Fire destroyed the Carroll-Ames Hardware building on the west side of the square in Bryan.
Construction of the 66-feet-wide, 16,500-square-feet, three-story building began in July 1911. In March 1912, Earl C. Carroll and Bert W. Ames opened the Carroll-Ames Hardware in one of the building’s first-floor storefronts. The Bryan Masonic Lodge dedicated its new facilities on the structure’s third floor on June 14, 1912.
In 1935, the Masons purchased the two-story brick building at 117 North Lynn Street, formerly occupied by the Knights of Pythias Lodge, remodeled the structure, and dedicated it as a Masonic Temple on December 6, 1935.
On December 14, 1948, fire destroyed the Carroll-Ames Hardware building. The Bryan Press newspaper reported, “As nearly as firemen could determine, the source seems to have been the partition between the hardware cellar and the basement cardroom operated by Charles Henry. The cause of origin is unknown. No one was in either the hardware or the cardroom when the fire first started, the players in the cardroom having left earlier than usual Monday night because a power failure at the city light plant caused lights to go out.”
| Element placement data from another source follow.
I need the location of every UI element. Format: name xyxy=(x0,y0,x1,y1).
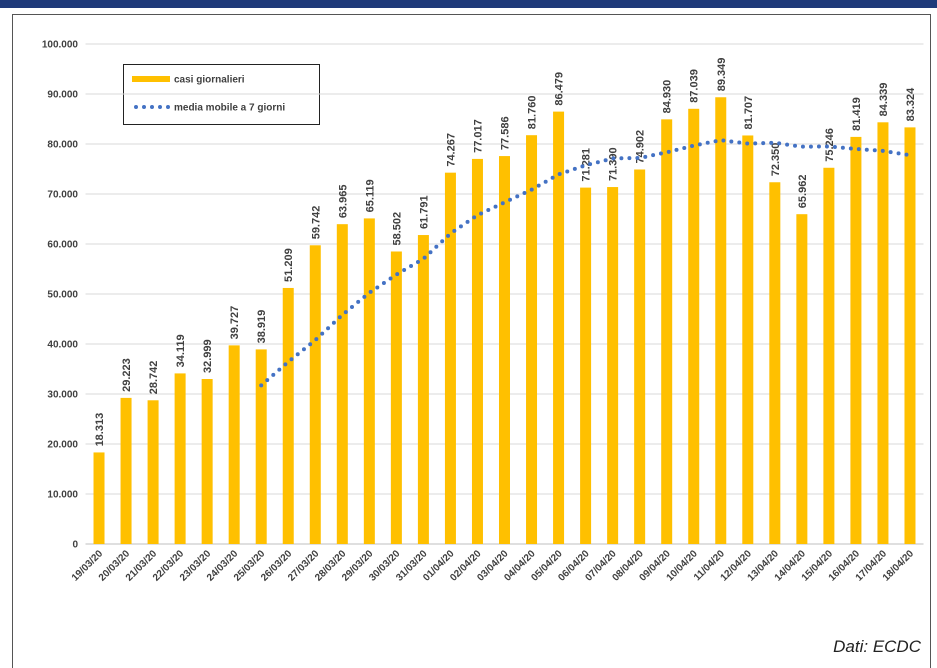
bar xyxy=(444,172,456,545)
value-label: 71.281 xyxy=(581,148,593,182)
y-tick-label: 90.000 xyxy=(47,90,78,101)
bar xyxy=(904,127,916,544)
y-tick-label: 20.000 xyxy=(47,440,78,451)
legend-label: casi giornalieri xyxy=(174,75,245,86)
header-bar xyxy=(0,0,937,8)
moving-average-line xyxy=(259,138,912,388)
y-tick-label: 30.000 xyxy=(47,390,78,401)
value-label: 81.707 xyxy=(743,96,755,130)
value-label: 81.760 xyxy=(527,96,539,130)
value-label: 61.791 xyxy=(418,195,430,229)
value-label: 87.039 xyxy=(689,69,701,103)
bar xyxy=(877,122,889,545)
value-label: 74.902 xyxy=(635,130,647,164)
value-label: 65.119 xyxy=(364,179,376,212)
y-tick-label: 80.000 xyxy=(47,140,78,151)
bar xyxy=(282,287,294,544)
value-label: 51.209 xyxy=(283,248,295,282)
y-tick-label: 70.000 xyxy=(47,190,78,201)
value-label: 84.339 xyxy=(878,83,890,117)
bar xyxy=(390,251,402,545)
bar xyxy=(742,135,754,544)
legend-label: media mobile a 7 giorni xyxy=(174,103,285,114)
bar xyxy=(93,452,105,544)
y-tick-label: 40.000 xyxy=(47,340,78,351)
bar xyxy=(417,235,429,545)
legend-swatch xyxy=(132,76,170,82)
y-tick-label: 50.000 xyxy=(47,290,78,301)
value-label: 34.119 xyxy=(175,334,187,367)
bar xyxy=(147,400,159,544)
value-label: 39.727 xyxy=(229,306,241,340)
value-label: 18.313 xyxy=(94,413,106,447)
bar xyxy=(336,224,348,545)
value-label: 86.479 xyxy=(554,72,566,106)
y-tick-label: 60.000 xyxy=(47,240,78,251)
bar xyxy=(661,119,673,544)
value-label: 28.742 xyxy=(148,361,160,395)
bar xyxy=(796,214,808,544)
value-label: 38.919 xyxy=(256,310,268,344)
value-label: 29.223 xyxy=(121,358,133,392)
bar xyxy=(120,397,132,544)
bar xyxy=(174,373,186,544)
value-label: 74.267 xyxy=(445,133,457,167)
bar xyxy=(228,345,240,544)
value-label: 75.246 xyxy=(824,128,836,162)
value-label: 83.324 xyxy=(905,87,917,122)
value-label: 77.586 xyxy=(500,116,512,150)
y-tick-label: 100.000 xyxy=(42,40,79,51)
bar xyxy=(499,156,510,544)
bar xyxy=(715,97,727,544)
bar xyxy=(201,379,213,544)
value-label: 32.999 xyxy=(202,339,214,373)
bar xyxy=(634,169,646,545)
value-label: 58.502 xyxy=(391,212,403,246)
value-label: 81.419 xyxy=(851,97,863,131)
bar xyxy=(309,245,321,545)
y-tick-label: 0 xyxy=(72,540,78,551)
bar xyxy=(823,167,835,544)
value-label: 72.350 xyxy=(770,143,782,177)
value-label: 89.349 xyxy=(716,58,728,92)
value-label: 71.390 xyxy=(608,147,620,181)
bar xyxy=(363,218,375,544)
value-label: 59.742 xyxy=(310,206,322,240)
bar xyxy=(471,158,483,545)
value-label: 63.965 xyxy=(337,185,349,219)
value-label: 84.930 xyxy=(662,80,674,114)
value-label: 65.962 xyxy=(797,175,809,209)
bar xyxy=(607,187,619,545)
bar xyxy=(688,108,700,545)
value-label: 77.017 xyxy=(472,119,484,153)
bar xyxy=(580,187,592,544)
bar xyxy=(255,349,267,544)
source-note: Dati: ECDC xyxy=(833,637,922,656)
bar xyxy=(553,111,565,544)
bar xyxy=(769,182,781,544)
y-tick-label: 10.000 xyxy=(47,490,78,501)
bar xyxy=(526,135,538,544)
bar xyxy=(850,136,862,544)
The following day, the north wall and roof of the Jaffe Town Shoppe building south of the hardware collapsed, and Bryan Fire Chief Walter McFadden condemned the Earl Andres Insurance Agency building north of the hardware.
Following the 1948 fire, the Carroll-Ames Hardware operated at a number of downtown sites before locating in the former Temple Theater northeast of the intersection of High and Beech streets in 1955.
These colorized circa 1948 vintage images of the Carroll-Ames Hardware fire are from the Williams County Public Library Huffman Photographic Archives.